Sentez-vous qu’au-delà de la reconnaissance que vous avez reçue pour votre performance, le fait qu’il s’agisse d’un casting majoritairement féminin a donné à l’expérience une saveur particulière ?
Sans aucun doute, le fait que nous ayons été reconnues en tant que groupe féminin était aussi significatif que la reconnaissance individuelle. Pendant de nombreuses années, j’ai eu le sentiment que mes chances dépendaient du fait d’être la seule femme dans un casting. Quand on est jeune, on n'a peur de rien et on est même un peu téméraire, on a l'impression d'être meilleur que tout le monde. C’était une façon inconsciente de participer à un système conçu pour séparer les femmes.

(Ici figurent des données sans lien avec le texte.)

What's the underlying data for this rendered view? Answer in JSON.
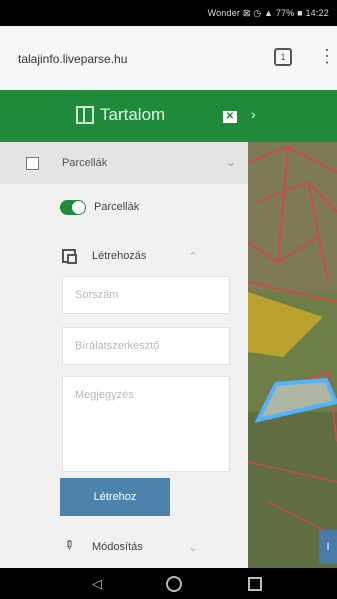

Car s’il y a une chose qui a été prouvée au fil du temps, c’est que lorsque les femmes s’unissent, elles sont inarrêtables. Il n’y a rien que nous ne puissions guérir. Il n’y a aucune montagne que nous ne puissions gravir, surtout si cela signifie sauver quelqu’un que nous aimons. Nous sommes altruistes par nature, nous aimons soutenir les autres et lorsque nous sommes ensemble, nous aimons célébrer. En ce sens, je dois souligner que je viens d’une famille de femmes. Nous sommes trois sœurs et j'ai été élevée par ma mère et ma grand-mère. C'est le monde dans lequel je me sens le plus à l'aise. Lorsque les circonstances sont différentes, je me sens vulnérable. Travailler sur ce film a contribué à renforcer ma conviction que nous devons investir dans des histoires par et pour les femmes. En ce sens, je salue les hommes comme Jacques Audiard qui comprennent la valeur que nous avons et n’ont pas peur de raconter une histoire de femme. En tant qu’espèce humaine, j’ai le sentiment que nous sommes de plus en plus disposés à aller dans cette direction. Et cela ne doit pas se faire comme une faveur, mais plutôt en ouvrant des espaces et en permettant que ce soit le chemin que suivent notre cinéma et notre industrie.